Global markets weaken
World wheat markets started notably weaker this week, led lower by the US CBOT wheat futures that dropped to a 13-month low yesterday.
The US is failing to secure sufficient trade to help them meet export targets and they need to be more competitive. This was highlighted by recent tenders where both Syria and Bangladesh opted for Black Sea wheat buying 200,000 tonnes and 50,000 tonnes respectively.
French wheat futures followed and fell to prices not seen since July despite an improvement in the EU export pace. Markets are also noting upbeat estimates for 2019 wheat production.

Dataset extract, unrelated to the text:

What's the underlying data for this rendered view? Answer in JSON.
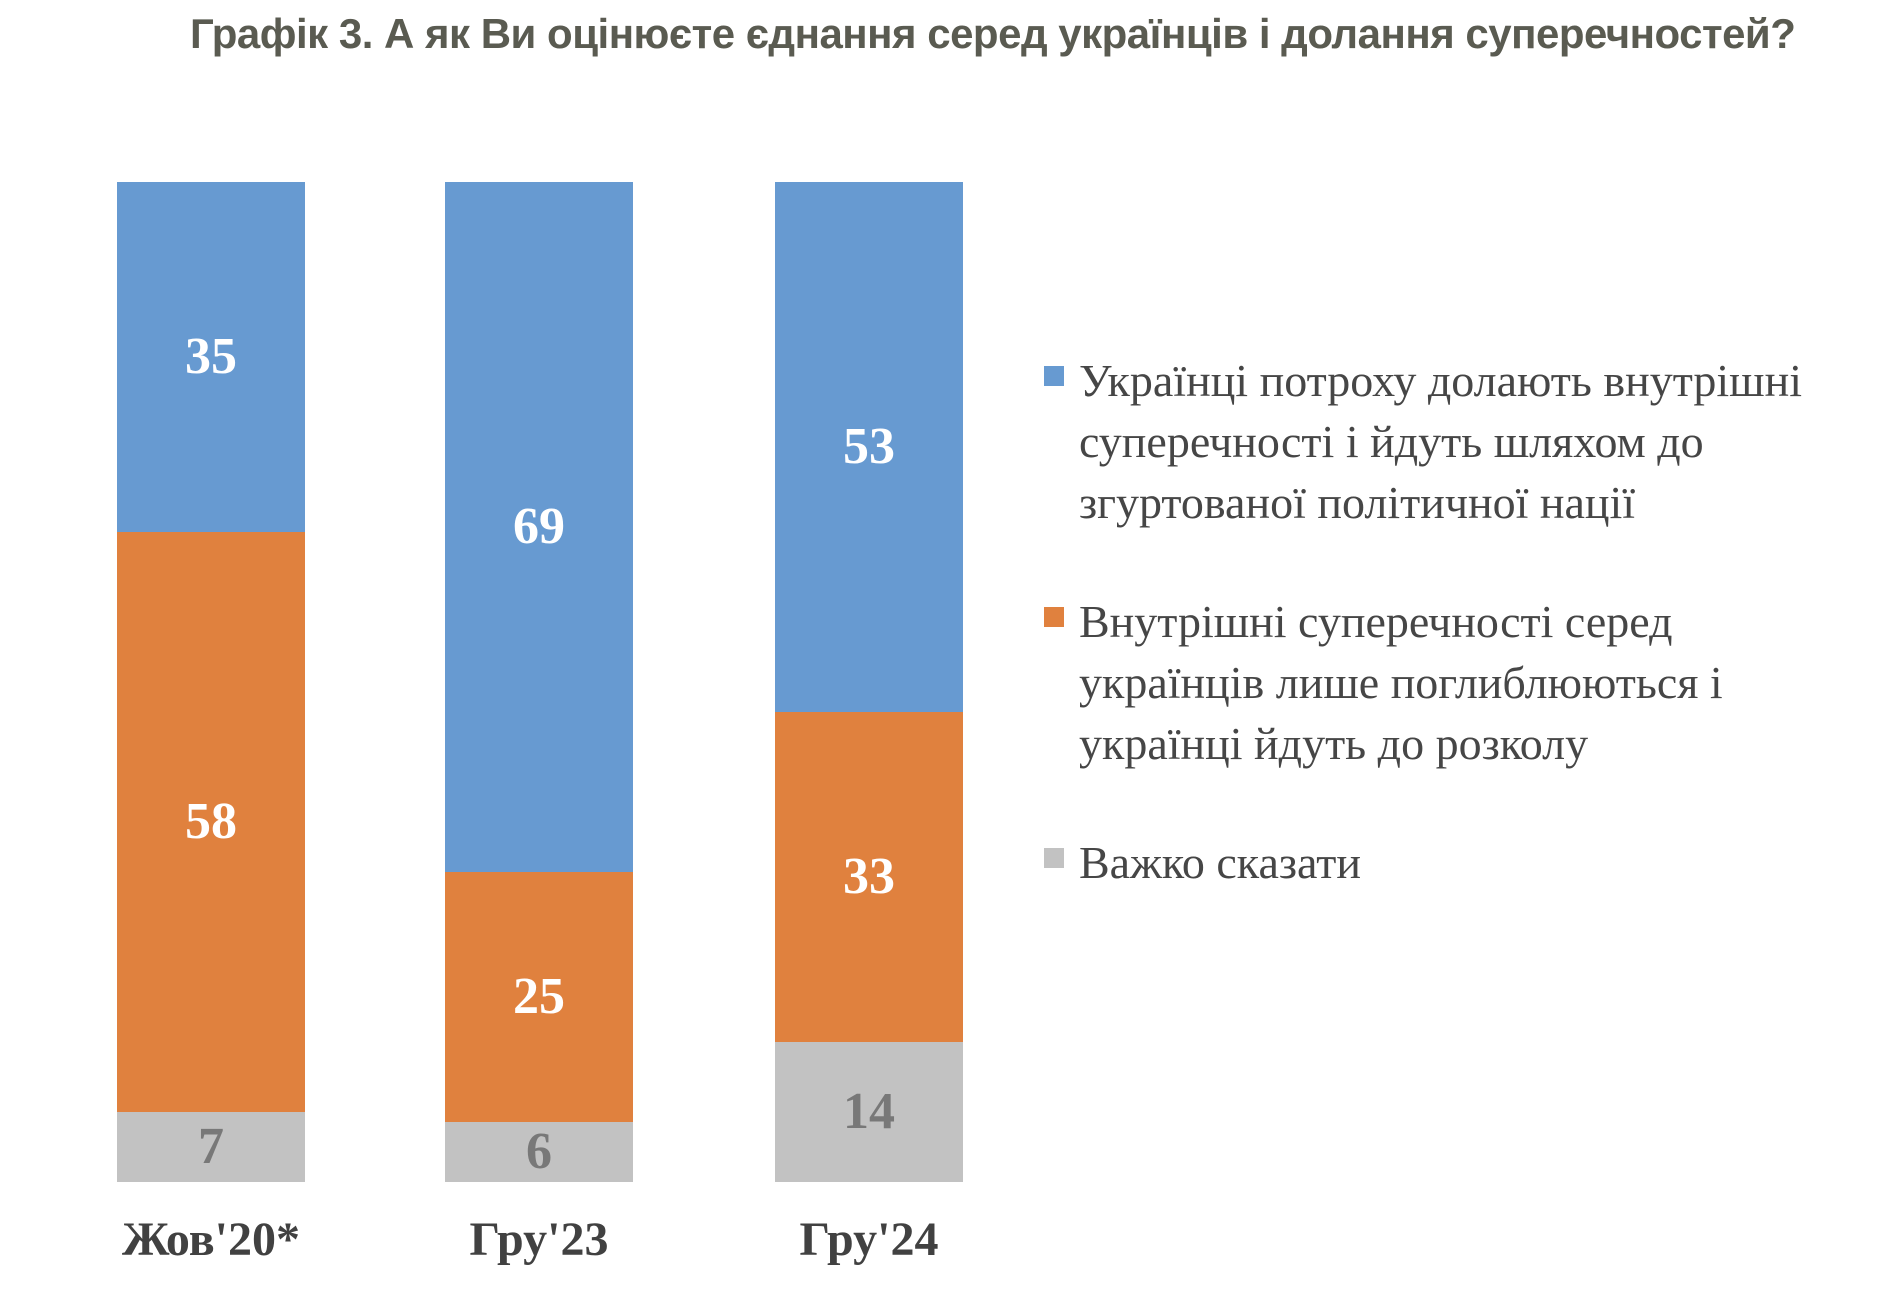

One optimistic analysis saw Russia potentially reaching 80 million tonnes which would be their second ever largest wheat crop.

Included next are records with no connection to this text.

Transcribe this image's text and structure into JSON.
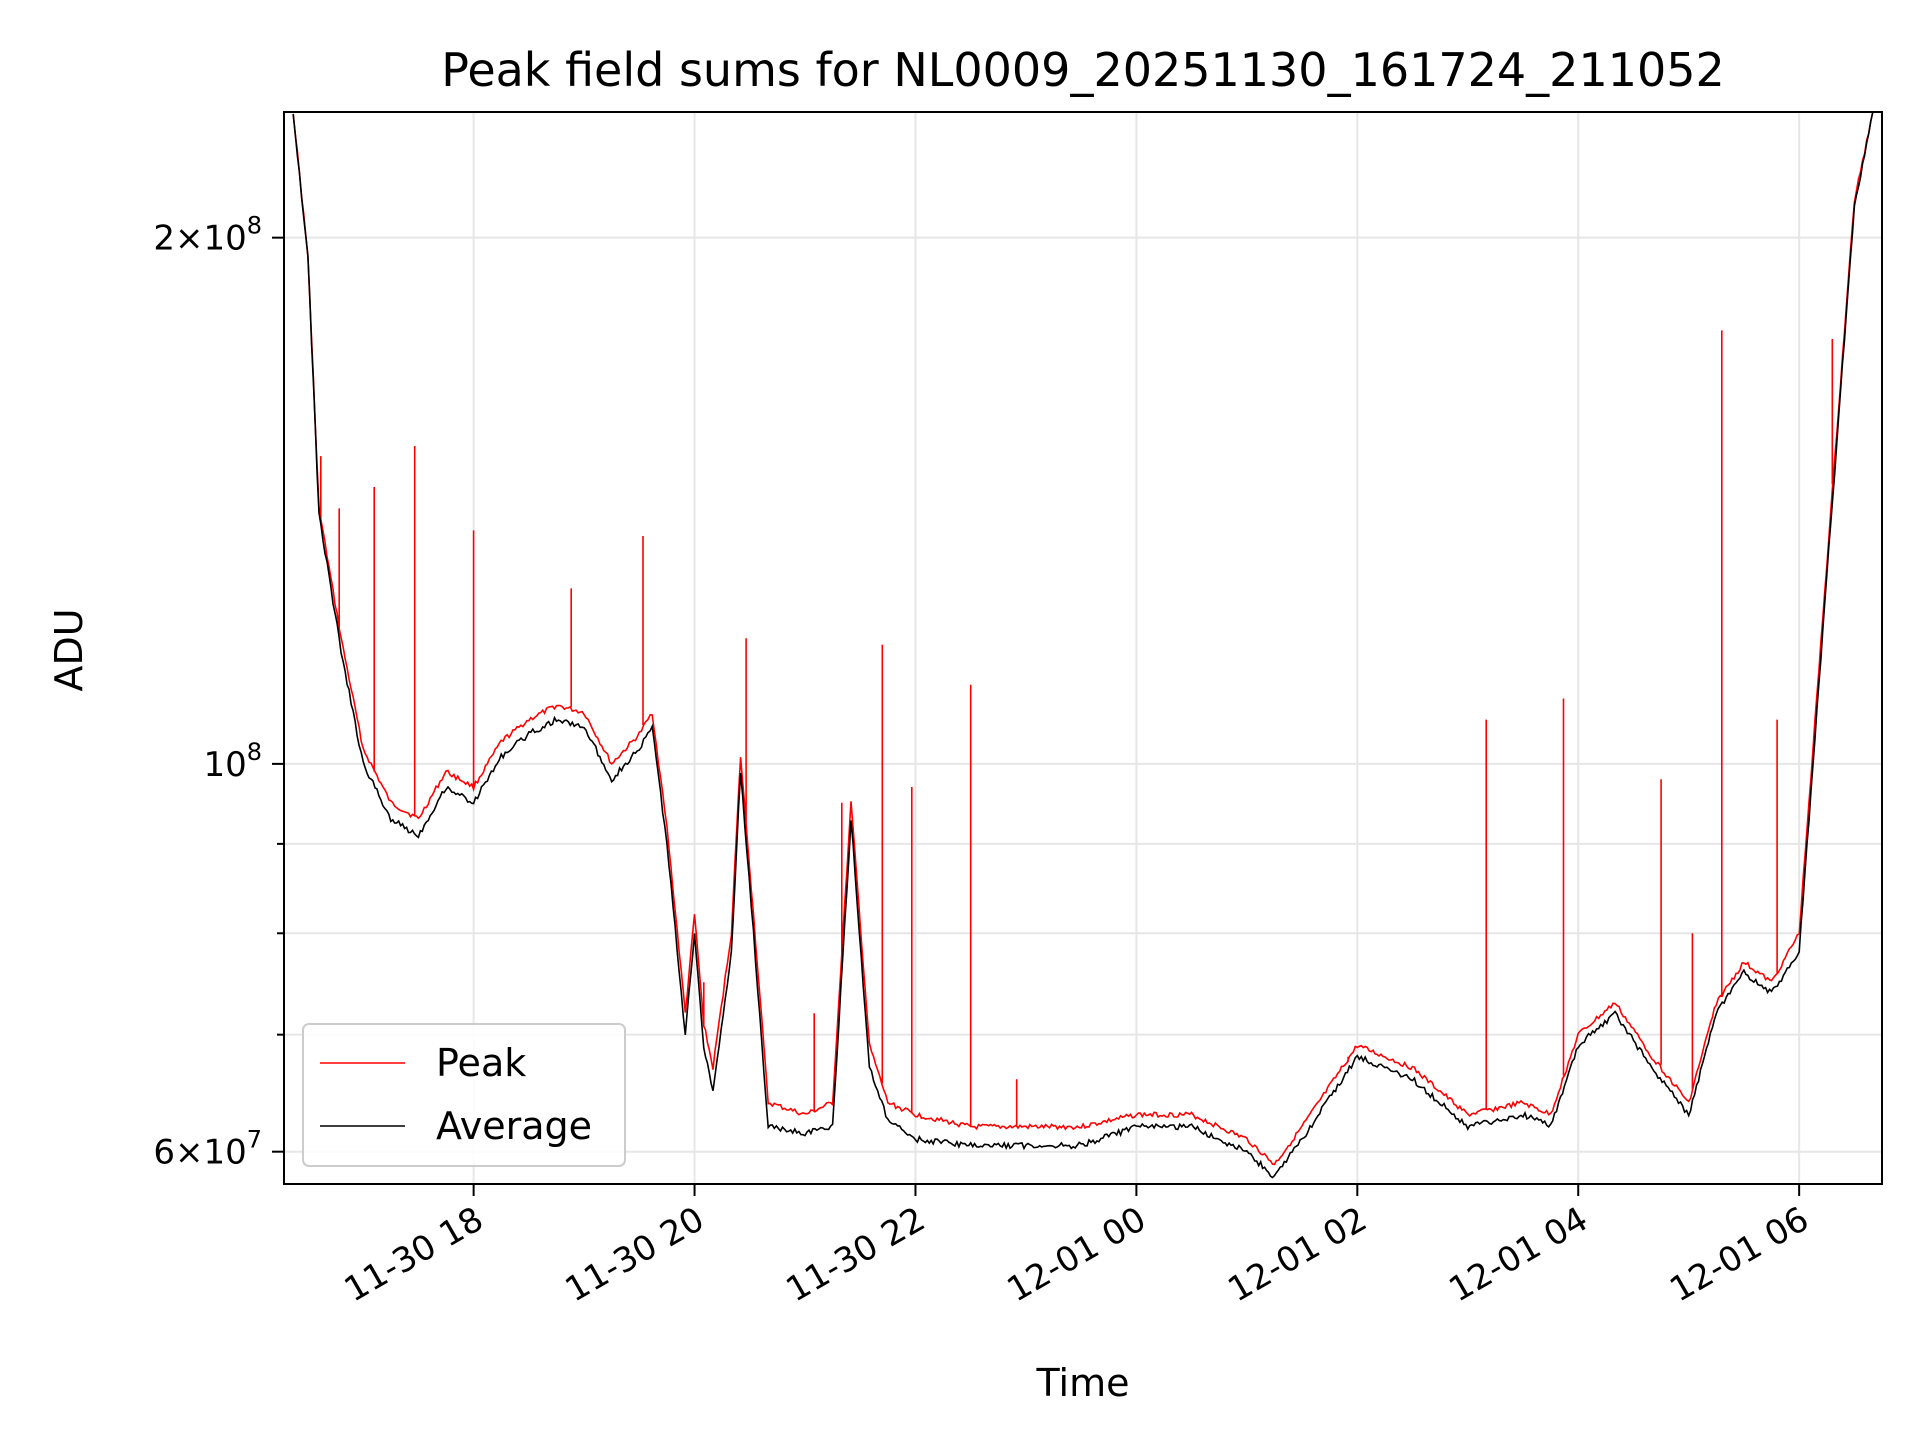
{
  "chart_data": {
    "type": "line",
    "title": "Peak field sums for NL0009_20251130_161724_211052",
    "xlabel": "Time",
    "ylabel": "ADU",
    "y_scale": "log",
    "ylim": [
      57500000,
      236000000
    ],
    "xlim": [
      "2025-11-30 16:17",
      "2025-12-01 06:45"
    ],
    "grid": true,
    "legend_position": "lower-left",
    "x_ticks": [
      {
        "t": "2025-11-30 18:00",
        "label": "11-30 18"
      },
      {
        "t": "2025-11-30 20:00",
        "label": "11-30 20"
      },
      {
        "t": "2025-11-30 22:00",
        "label": "11-30 22"
      },
      {
        "t": "2025-12-01 00:00",
        "label": "12-01 00"
      },
      {
        "t": "2025-12-01 02:00",
        "label": "12-01 02"
      },
      {
        "t": "2025-12-01 04:00",
        "label": "12-01 04"
      },
      {
        "t": "2025-12-01 06:00",
        "label": "12-01 06"
      }
    ],
    "y_major_ticks": [
      {
        "value": 60000000,
        "mantissa": "6",
        "base": "10",
        "exp": "7"
      },
      {
        "value": 100000000,
        "mantissa": "",
        "base": "10",
        "exp": "8"
      },
      {
        "value": 200000000,
        "mantissa": "2",
        "base": "10",
        "exp": "8"
      }
    ],
    "y_minor_ticks": [
      70000000,
      80000000,
      90000000
    ],
    "series": [
      {
        "name": "Peak",
        "color": "#ff0000",
        "points": [
          [
            "2025-11-30 16:22",
            236000000
          ],
          [
            "2025-11-30 16:30",
            195000000
          ],
          [
            "2025-11-30 16:36",
            140000000
          ],
          [
            "2025-11-30 16:48",
            118000000
          ],
          [
            "2025-11-30 17:00",
            102000000
          ],
          [
            "2025-11-30 17:15",
            95000000
          ],
          [
            "2025-11-30 17:30",
            93000000
          ],
          [
            "2025-11-30 17:45",
            99000000
          ],
          [
            "2025-11-30 18:00",
            97000000
          ],
          [
            "2025-11-30 18:15",
            103000000
          ],
          [
            "2025-11-30 18:30",
            106000000
          ],
          [
            "2025-11-30 18:45",
            108000000
          ],
          [
            "2025-11-30 19:00",
            107000000
          ],
          [
            "2025-11-30 19:15",
            100000000
          ],
          [
            "2025-11-30 19:30",
            104000000
          ],
          [
            "2025-11-30 19:37",
            107000000
          ],
          [
            "2025-11-30 19:45",
            92000000
          ],
          [
            "2025-11-30 19:55",
            72000000
          ],
          [
            "2025-11-30 20:00",
            82000000
          ],
          [
            "2025-11-30 20:05",
            71000000
          ],
          [
            "2025-11-30 20:10",
            67000000
          ],
          [
            "2025-11-30 20:20",
            80000000
          ],
          [
            "2025-11-30 20:25",
            101000000
          ],
          [
            "2025-11-30 20:32",
            82000000
          ],
          [
            "2025-11-30 20:40",
            64000000
          ],
          [
            "2025-11-30 21:00",
            63000000
          ],
          [
            "2025-11-30 21:15",
            64000000
          ],
          [
            "2025-11-30 21:25",
            95000000
          ],
          [
            "2025-11-30 21:35",
            69000000
          ],
          [
            "2025-11-30 21:45",
            64000000
          ],
          [
            "2025-11-30 22:00",
            63000000
          ],
          [
            "2025-11-30 22:30",
            62000000
          ],
          [
            "2025-11-30 23:00",
            62000000
          ],
          [
            "2025-11-30 23:30",
            62000000
          ],
          [
            "2025-12-01 00:00",
            63000000
          ],
          [
            "2025-12-01 00:30",
            63000000
          ],
          [
            "2025-12-01 01:00",
            61000000
          ],
          [
            "2025-12-01 01:15",
            59000000
          ],
          [
            "2025-12-01 01:30",
            62000000
          ],
          [
            "2025-12-01 02:00",
            69000000
          ],
          [
            "2025-12-01 02:30",
            67000000
          ],
          [
            "2025-12-01 03:00",
            63000000
          ],
          [
            "2025-12-01 03:30",
            64000000
          ],
          [
            "2025-12-01 03:45",
            63000000
          ],
          [
            "2025-12-01 04:00",
            70000000
          ],
          [
            "2025-12-01 04:20",
            73000000
          ],
          [
            "2025-12-01 04:40",
            68000000
          ],
          [
            "2025-12-01 05:00",
            64000000
          ],
          [
            "2025-12-01 05:15",
            73000000
          ],
          [
            "2025-12-01 05:30",
            77000000
          ],
          [
            "2025-12-01 05:45",
            75000000
          ],
          [
            "2025-12-01 06:00",
            80000000
          ],
          [
            "2025-12-01 06:15",
            130000000
          ],
          [
            "2025-12-01 06:30",
            210000000
          ],
          [
            "2025-12-01 06:40",
            236000000
          ]
        ],
        "spikes": [
          [
            "2025-11-30 16:37",
            150000000
          ],
          [
            "2025-11-30 16:47",
            140000000
          ],
          [
            "2025-11-30 17:06",
            144000000
          ],
          [
            "2025-11-30 17:28",
            152000000
          ],
          [
            "2025-11-30 18:00",
            136000000
          ],
          [
            "2025-11-30 18:53",
            126000000
          ],
          [
            "2025-11-30 19:32",
            135000000
          ],
          [
            "2025-11-30 20:05",
            75000000
          ],
          [
            "2025-11-30 20:28",
            118000000
          ],
          [
            "2025-11-30 21:05",
            72000000
          ],
          [
            "2025-11-30 21:20",
            95000000
          ],
          [
            "2025-11-30 21:42",
            117000000
          ],
          [
            "2025-11-30 21:58",
            97000000
          ],
          [
            "2025-11-30 22:30",
            111000000
          ],
          [
            "2025-11-30 22:55",
            66000000
          ],
          [
            "2025-12-01 01:55",
            68000000
          ],
          [
            "2025-12-01 03:10",
            106000000
          ],
          [
            "2025-12-01 03:52",
            109000000
          ],
          [
            "2025-12-01 04:45",
            98000000
          ],
          [
            "2025-12-01 05:02",
            80000000
          ],
          [
            "2025-12-01 05:18",
            177000000
          ],
          [
            "2025-12-01 05:48",
            106000000
          ],
          [
            "2025-12-01 06:18",
            175000000
          ]
        ]
      },
      {
        "name": "Average",
        "color": "#000000",
        "points": [
          [
            "2025-11-30 16:22",
            236000000
          ],
          [
            "2025-11-30 16:30",
            195000000
          ],
          [
            "2025-11-30 16:36",
            139000000
          ],
          [
            "2025-11-30 16:48",
            116000000
          ],
          [
            "2025-11-30 17:00",
            100000000
          ],
          [
            "2025-11-30 17:15",
            93000000
          ],
          [
            "2025-11-30 17:30",
            91000000
          ],
          [
            "2025-11-30 17:45",
            97000000
          ],
          [
            "2025-11-30 18:00",
            95000000
          ],
          [
            "2025-11-30 18:15",
            101000000
          ],
          [
            "2025-11-30 18:30",
            104000000
          ],
          [
            "2025-11-30 18:45",
            106000000
          ],
          [
            "2025-11-30 19:00",
            105000000
          ],
          [
            "2025-11-30 19:15",
            98000000
          ],
          [
            "2025-11-30 19:30",
            102000000
          ],
          [
            "2025-11-30 19:37",
            105000000
          ],
          [
            "2025-11-30 19:45",
            90000000
          ],
          [
            "2025-11-30 19:55",
            70000000
          ],
          [
            "2025-11-30 20:00",
            80000000
          ],
          [
            "2025-11-30 20:05",
            69000000
          ],
          [
            "2025-11-30 20:10",
            65000000
          ],
          [
            "2025-11-30 20:20",
            78000000
          ],
          [
            "2025-11-30 20:25",
            99000000
          ],
          [
            "2025-11-30 20:32",
            80000000
          ],
          [
            "2025-11-30 20:40",
            62000000
          ],
          [
            "2025-11-30 21:00",
            61500000
          ],
          [
            "2025-11-30 21:15",
            62000000
          ],
          [
            "2025-11-30 21:25",
            93000000
          ],
          [
            "2025-11-30 21:35",
            67000000
          ],
          [
            "2025-11-30 21:45",
            62500000
          ],
          [
            "2025-11-30 22:00",
            61000000
          ],
          [
            "2025-11-30 22:30",
            60500000
          ],
          [
            "2025-11-30 23:00",
            60500000
          ],
          [
            "2025-11-30 23:30",
            60500000
          ],
          [
            "2025-12-01 00:00",
            62000000
          ],
          [
            "2025-12-01 00:30",
            62000000
          ],
          [
            "2025-12-01 01:00",
            60000000
          ],
          [
            "2025-12-01 01:15",
            58000000
          ],
          [
            "2025-12-01 01:30",
            61000000
          ],
          [
            "2025-12-01 02:00",
            68000000
          ],
          [
            "2025-12-01 02:30",
            66000000
          ],
          [
            "2025-12-01 03:00",
            62000000
          ],
          [
            "2025-12-01 03:30",
            63000000
          ],
          [
            "2025-12-01 03:45",
            62000000
          ],
          [
            "2025-12-01 04:00",
            69000000
          ],
          [
            "2025-12-01 04:20",
            72000000
          ],
          [
            "2025-12-01 04:40",
            67000000
          ],
          [
            "2025-12-01 05:00",
            63000000
          ],
          [
            "2025-12-01 05:15",
            72000000
          ],
          [
            "2025-12-01 05:30",
            76000000
          ],
          [
            "2025-12-01 05:45",
            74000000
          ],
          [
            "2025-12-01 06:00",
            78000000
          ],
          [
            "2025-12-01 06:15",
            128000000
          ],
          [
            "2025-12-01 06:30",
            208000000
          ],
          [
            "2025-12-01 06:40",
            236000000
          ]
        ]
      }
    ]
  }
}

However, recounting last season's experience of prolonged dry hot spring weather there can be a big difference between expectation and reality. The unusual current dry spell is extensive across Europe and North Africa and is of some concern. Temperatures will be notably higher than average which has been indicated by those in Spain where it is expected to reach 25°C this week.

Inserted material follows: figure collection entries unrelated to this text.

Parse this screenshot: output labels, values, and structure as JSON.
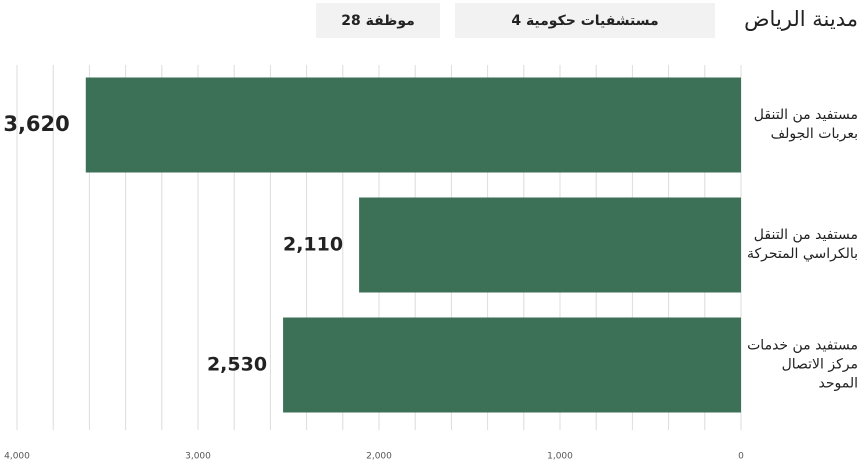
{
  "chart_data": {
    "type": "bar",
    "orientation": "horizontal",
    "title": "مدينة الرياض",
    "badges": [
      "4 مستشفيات حكومية",
      "28 موظفة"
    ],
    "categories": [
      "مستفيد من التنقل بعربات الجولف",
      "مستفيد من التنقل بالكراسي المتحركة",
      "مستفيد من خدمات مركز الاتصال الموحد"
    ],
    "values": [
      3620,
      2110,
      2530
    ],
    "value_labels": [
      "3,620",
      "2,110",
      "2,530"
    ],
    "color": "#3d7157",
    "xlim": [
      4000,
      0
    ],
    "xticks": [
      {
        "value": 4000,
        "label": "4,000"
      },
      {
        "value": 3000,
        "label": "3,000"
      },
      {
        "value": 2000,
        "label": "2,000"
      },
      {
        "value": 1000,
        "label": "1,000"
      },
      0
    ],
    "minor_xticks": [
      3800,
      3600,
      3400,
      3200,
      2800,
      2600,
      2400,
      2200,
      1800,
      1600,
      1400,
      1200,
      800,
      600,
      400,
      200
    ],
    "grid": true
  }
}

London futures weaken, but physical prices remain strong
Domestically, London futures have also been weaker which has not been helped by firmer sterling although physical wheat prices have remained strong. This is partly due to farmer retention but there are concerns about overall wheat availability with significant differences between the cropped area in the Defra crop survey and the recently released basic payment scheme statistics that point to an extremely tight balance sheet.